Understanding intelligent technologies in the context of BPM
Two factors have driven the blending of BPM and intelligent technologies: the emergence of BPMS’ as general-purpose application development platforms that allow the easy integration of other technologies; and the need to automate processes and decisions for business reasons ranging from efficiency to compliance. Typical intelligent technologies that are complementary to BPM include:
• Business rules and automated decisioning enforce regulations and best practices. These can ensure that a knowledge worker doesn’t violate standard procedure for a specific task, and that the same decision logic is applied to each case.
• Predictive analytics recommend actions to workers based on similar past situations and the current context. This reduces the learning time for workers and helps them to make better decisions.
• Machine learning (ML) and robotic process automation (RPA) automate semi-skilled tasks by learning from human actions to determine what activities need to be done to complete a task. This offloads semi-skilled tasks from knowledge workers, freeing them to focus on more complex unstructured work.
• Internet of things (IoT) event handling interacts with external devices and activities, and can automatically trigger processes and activities based on events generated by remote devices or external data.
• Complex event/stream processing watches for patterns across transactions, and can trigger new processes or alerts in response to anomalies.
• Process mining detects emergent process models and behavior, and can recommend actions and make predictions about process completion.

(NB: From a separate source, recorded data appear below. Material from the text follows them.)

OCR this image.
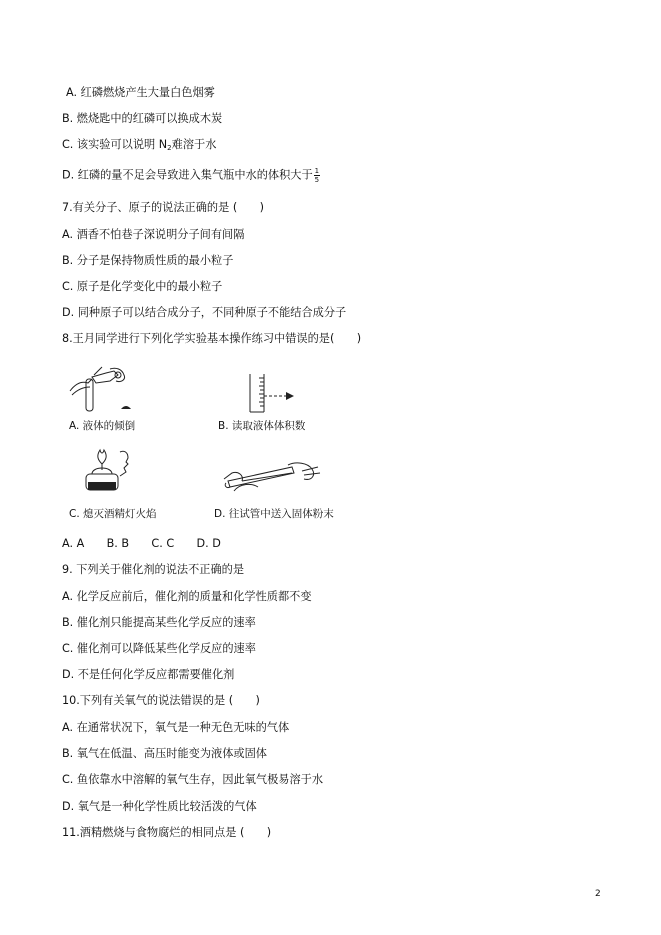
A. 红磷燃烧产生大量白色烟雾
B. 燃烧匙中的红磷可以换成木炭
C. 该实验可以说明 $N_2$难溶于水
D. 红磷的量不足会导致进入集气瓶中水的体积大于 $\frac{1}{5}$
7.有关分子、原子的说法正确的是 (　　)
A. 酒香不怕巷子深说明分子间有间隔
B. 分子是保持物质性质的最小粒子
C. 原子是化学变化中的最小粒子
D. 同种原子可以结合成分子，不同种原子不能结合成分子
8.王月同学进行下列化学实验基本操作练习中错误的是(　　)
A. 液体的倾倒	B. 读取液体体积数
C. 熄灭酒精灯火焰	D. 往试管中送入固体粉末
A. A　　B. B　　C. C　　D. D
9. 下列关于催化剂的说法不正确的是
A. 化学反应前后，催化剂的质量和化学性质都不变
B. 催化剂只能提高某些化学反应的速率
C. 催化剂可以降低某些化学反应的速率
D. 不是任何化学反应都需要催化剂
10.下列有关氧气的说法错误的是 (　　)
A. 在通常状况下，氧气是一种无色无味的气体
B. 氧气在低温、高压时能变为液体或固体
C. 鱼依靠水中溶解的氧气生存，因此氧气极易溶于水
D. 氧气是一种化学性质比较活泼的气体
11.酒精燃烧与食物腐烂的相同点是 (　　)
2
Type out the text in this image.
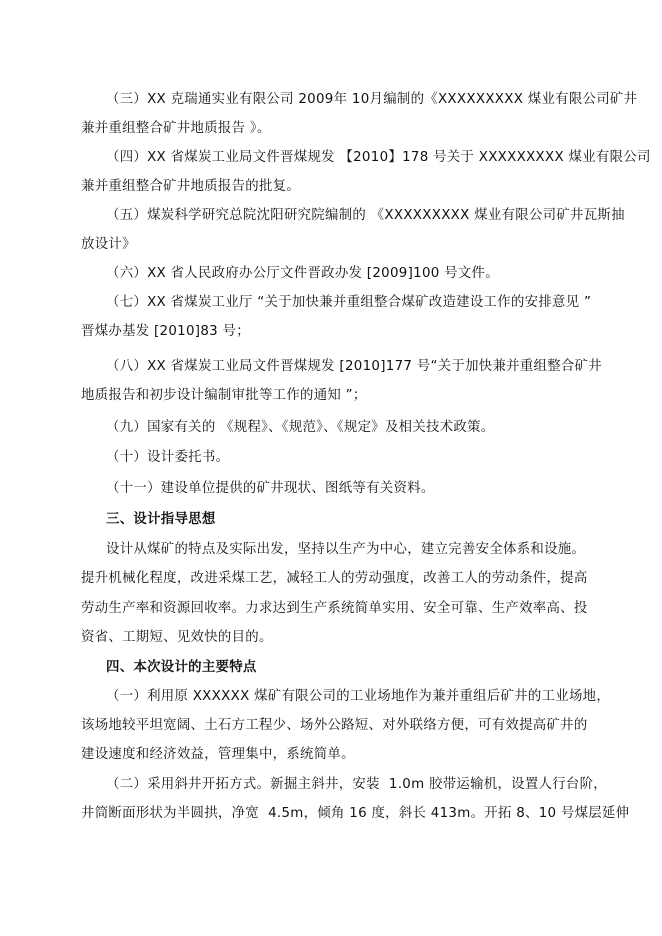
（三）XX 克瑞通实业有限公司 2009年 10月编制的《XXXXXXXXX 煤业有限公司矿井
兼并重组整合矿井地质报告 》。
（四）XX 省煤炭工业局文件晋煤规发 【2010】178 号关于 XXXXXXXXX 煤业有限公司
兼并重组整合矿井地质报告的批复。
（五）煤炭科学研究总院沈阳研究院编制的 《XXXXXXXXX 煤业有限公司矿井瓦斯抽
放设计》
（六）XX 省人民政府办公厅文件晋政办发 [2009]100 号文件。
（七）XX 省煤炭工业厅 “关于加快兼并重组整合煤矿改造建设工作的安排意见 ”
晋煤办基发 [2010]83 号；
（八）XX 省煤炭工业局文件晋煤规发 [2010]177 号“关于加快兼并重组整合矿井
地质报告和初步设计编制审批等工作的通知 ”；
（九）国家有关的 《规程》、《规范》、《规定》及相关技术政策。
（十）设计委托书。
（十一）建设单位提供的矿井现状、图纸等有关资料。
三、设计指导思想
设计从煤矿的特点及实际出发，坚持以生产为中心，建立完善安全体系和设施。
提升机械化程度，改进采煤工艺，减轻工人的劳动强度，改善工人的劳动条件，提高
劳动生产率和资源回收率。力求达到生产系统简单实用、安全可靠、生产效率高、投
资省、工期短、见效快的目的。
四、本次设计的主要特点
（一）利用原 XXXXXX 煤矿有限公司的工业场地作为兼并重组后矿井的工业场地，
该场地较平坦宽阔、土石方工程少、场外公路短、对外联络方便，可有效提高矿井的
建设速度和经济效益，管理集中，系统简单。
（二）采用斜井开拓方式。新掘主斜井，安装  1.0m 胶带运输机，设置人行台阶，
井筒断面形状为半圆拱，净宽  4.5m，倾角 16 度，斜长 413m。开拓 8、10 号煤层延伸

Not all of these technologies are classified as AI, but AI and ML are becoming building blocks within many other technologies, which is blurring the line between what exactly is and is not AI. RPA, for example, can be implemented through simple training techniques that record and play back a user’s actions; its real potential emerges when an RPA learning agent is deployed in advance to watch a worker’s actions for a period of time and figure out the best way to replace them all on its own.
Event processing is another technology that has its roots in more standard decision management, but adding AI/ML allows patterns to be detected across many thousands of transactions that might not be readily codifiable in advance. This can be used, for example, for detecting fraudulent activities in financial transactions, network security breaches based on access methods, and preventative equipment failure from machine logs. Although much of this would be done outside of a BPMS, an event processing system would initiate investigation processes in the BPMS.

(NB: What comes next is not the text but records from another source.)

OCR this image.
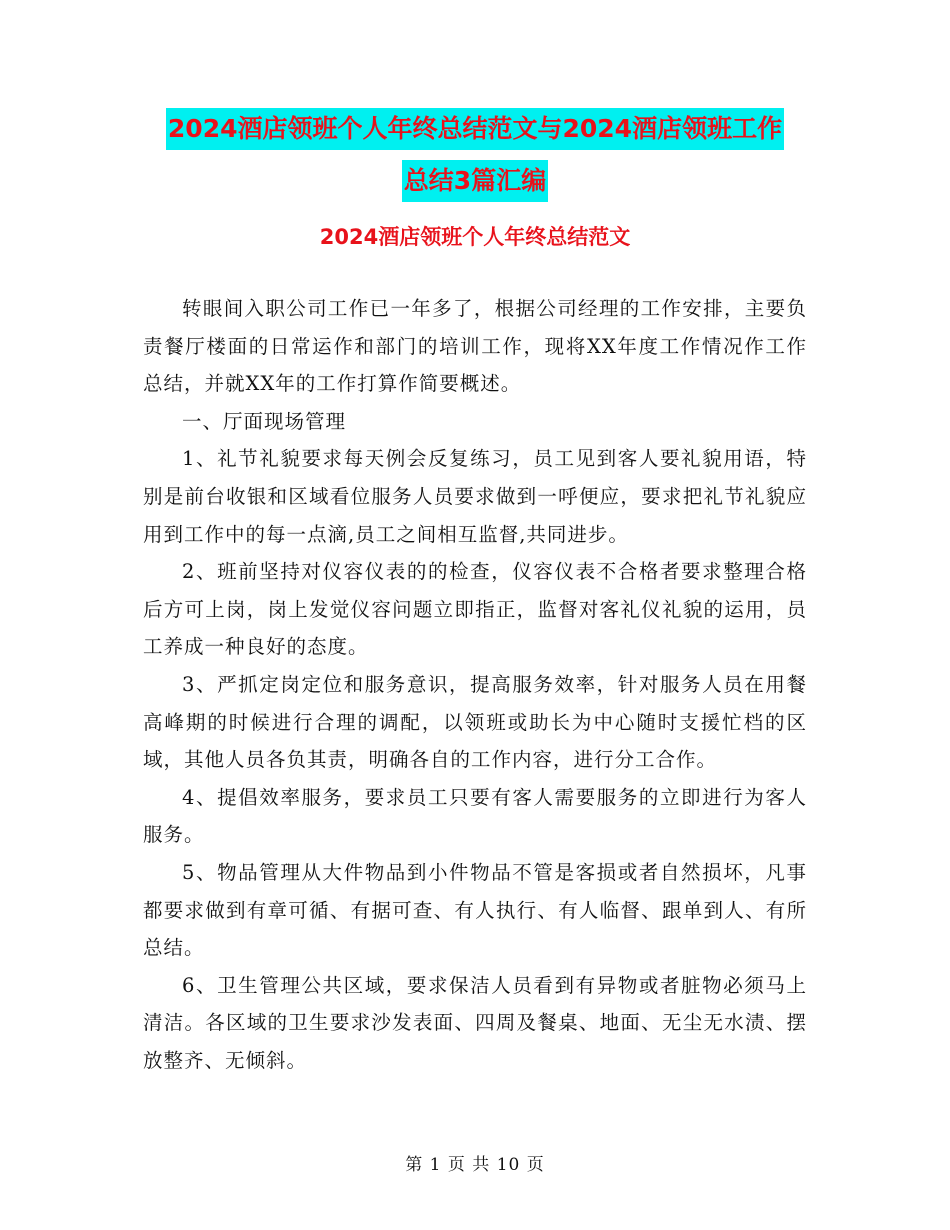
2024酒店领班个人年终总结范文与2024酒店领班工作
总结3篇汇编
2024酒店领班个人年终总结范文

转眼间入职公司工作已一年多了，根据公司经理的工作安排，主要负责餐厅楼面的日常运作和部门的培训工作，现将XX年度工作情况作工作总结，并就XX年的工作打算作简要概述。

一、厅面现场管理

1、礼节礼貌要求每天例会反复练习，员工见到客人要礼貌用语，特别是前台收银和区域看位服务人员要求做到一呼便应，要求把礼节礼貌应用到工作中的每一点滴,员工之间相互监督,共同进步。

2、班前坚持对仪容仪表的的检查，仪容仪表不合格者要求整理合格后方可上岗，岗上发觉仪容问题立即指正，监督对客礼仪礼貌的运用，员工养成一种良好的态度。

3、严抓定岗定位和服务意识，提高服务效率，针对服务人员在用餐高峰期的时候进行合理的调配，以领班或助长为中心随时支援忙档的区域，其他人员各负其责，明确各自的工作内容，进行分工合作。

4、提倡效率服务，要求员工只要有客人需要服务的立即进行为客人服务。

5、物品管理从大件物品到小件物品不管是客损或者自然损坏，凡事都要求做到有章可循、有据可查、有人执行、有人临督、跟单到人、有所总结。

6、卫生管理公共区域，要求保洁人员看到有异物或者脏物必须马上清洁。各区域的卫生要求沙发表面、四周及餐桌、地面、无尘无水渍、摆放整齐、无倾斜。

第 1 页 共 10 页
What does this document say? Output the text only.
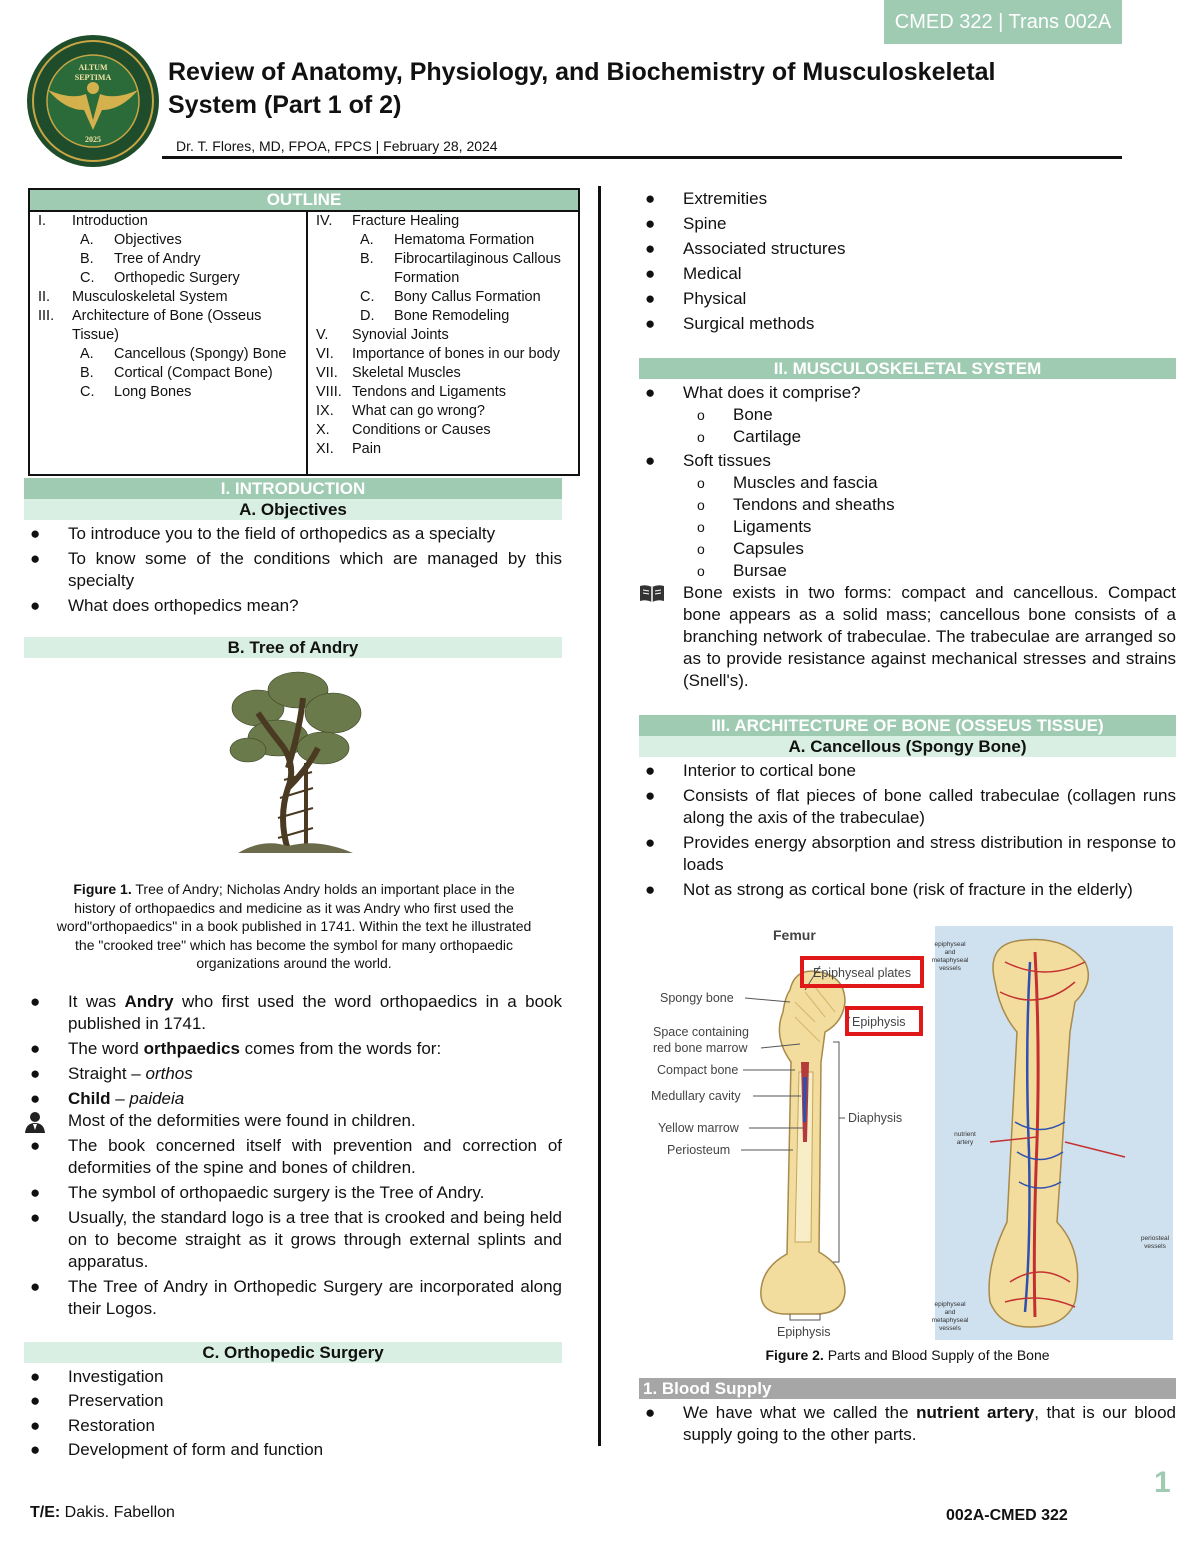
CMED 322 | Trans 002A
ALTUM
SEPTIMA
2025
Review of Anatomy, Physiology, and Biochemistry of Musculoskeletal System (Part 1 of 2)
Dr. T. Flores, MD, FPOA, FPCS | February 28, 2024
OUTLINE
I.	Introduction
A.	Objectives
B.	Tree of Andry
C.	Orthopedic Surgery
II.	Musculoskeletal System
III.	Architecture of Bone (Osseus Tissue)
A.	Cancellous (Spongy) Bone
B.	Cortical (Compact Bone)
C.	Long Bones
IV.	Fracture Healing
A.	Hematoma Formation
B.	Fibrocartilaginous Callous Formation
C.	Bony Callus Formation
D.	Bone Remodeling
V.	Synovial Joints
VI.	Importance of bones in our body
VII. Skeletal Muscles
VIII. Tendons and Ligaments
IX.	What can go wrong?
X.	Conditions or Causes
XI.	Pain
I. INTRODUCTION
A. Objectives
●	To introduce you to the field of orthopedics as a specialty
●	To know some of the conditions which are managed by this specialty
●	What does orthopedics mean?
B. Tree of Andry
Figure 1. Tree of Andry; Nicholas Andry holds an important place in the history of orthopaedics and medicine as it was Andry who first used the word"orthopaedics" in a book published in 1741. Within the text he illustrated the "crooked tree" which has become the symbol for many orthopaedic organizations around the world.
●	It was Andry who first used the word orthopaedics in a book published in 1741.
●	The word orthpaedics comes from the words for:
●	Straight – orthos
●	Child – paideia
Most of the deformities were found in children.
●	The book concerned itself with prevention and correction of deformities of the spine and bones of children.
●	The symbol of orthopaedic surgery is the Tree of Andry.
●	Usually, the standard logo is a tree that is crooked and being held on to become straight as it grows through external splints and apparatus.
●	The Tree of Andry in Orthopedic Surgery are incorporated along their Logos.
C. Orthopedic Surgery
●	Investigation
●	Preservation
●	Restoration
●	Development of form and function
●	Extremities
●	Spine
●	Associated structures
●	Medical
●	Physical
●	Surgical methods
II. MUSCULOSKELETAL SYSTEM
●	What does it comprise?
o	Bone
o	Cartilage
●	Soft tissues
o	Muscles and fascia
o	Tendons and sheaths
o	Ligaments
o	Capsules
o	Bursae
Bone exists in two forms: compact and cancellous. Compact bone appears as a solid mass; cancellous bone consists of a branching network of trabeculae. The trabeculae are arranged so as to provide resistance against mechanical stresses and strains (Snell's).
III. ARCHITECTURE OF BONE (OSSEUS TISSUE)
A. Cancellous (Spongy Bone)
●	Interior to cortical bone
●	Consists of flat pieces of bone called trabeculae (collagen runs along the axis of the trabeculae)
●	Provides energy absorption and stress distribution in response to loads
●	Not as strong as cortical bone (risk of fracture in the elderly)
epiphyseal
and
metaphyseal
vessels
nutrient
artery
periosteal
vessels
epiphyseal
and
metaphyseal
vessels
Femur
Spongy bone
Space containing
red bone marrow
Compact bone
Medullary cavity
Yellow marrow
Periosteum
Diaphysis
Epiphysis
Epiphyseal plates
Epiphysis
Figure 2. Parts and Blood Supply of the Bone
1. Blood Supply
●	We have what we called the nutrient artery, that is our blood supply going to the other parts.
1
T/E: Dakis. Fabellon	002A-CMED 322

Another example is process mining, which can use standard algorithms for process discovery to show what paths a process instance has taken, but it gains much more power when combined with AI. By introducing goals in the form of process metrics and allowing AI to seek the best path forward, these algorithms can predict the completion for a process instance, choose which route to take to improve the process metrics for that instance, and recommend ways in which the underlying process can be improved for future work. This last capability – having AI “tune” a process model to drive towards optimal performance – closes the loop on process optimization and allows processes to become self-healing.
Of course, these technologies are not mutually exclusive: it’s common to see many of them combined into a single system to create smarter processes.
Business innovation through intelligent processes
As a technologist, I find the technologies very interesting, but what really matters is what they allow businesses to do. First, we see a number of operational benefits:
• Improved efficiency, both in terms of worker hours and end-to-end cycle time for a transaction.
• Improved quality and compliance due to standardized processes and decisions.
• Free up skilled workers to deal with customer issues and other unstructured work.
All of these contribute to improved customer satisfaction, and can also increase job satisfaction by automating unskilled and semi-skilled tasks that are non-value-added overhead in most workers’ workload.
Going beyond these baseline operational benefits, smarter BPM with AI/ML allows businesses to do things that just weren’t possible before. For example, it’s possible to not just predict which process instances are likely to miss their service level agreements or regulatory targets, but recommend – or even automate – corrective actions to meet the deadlines. These actions could include skipping approval steps for low-risk instances, adjusting priorities in work queues, or allocating work to external contractors.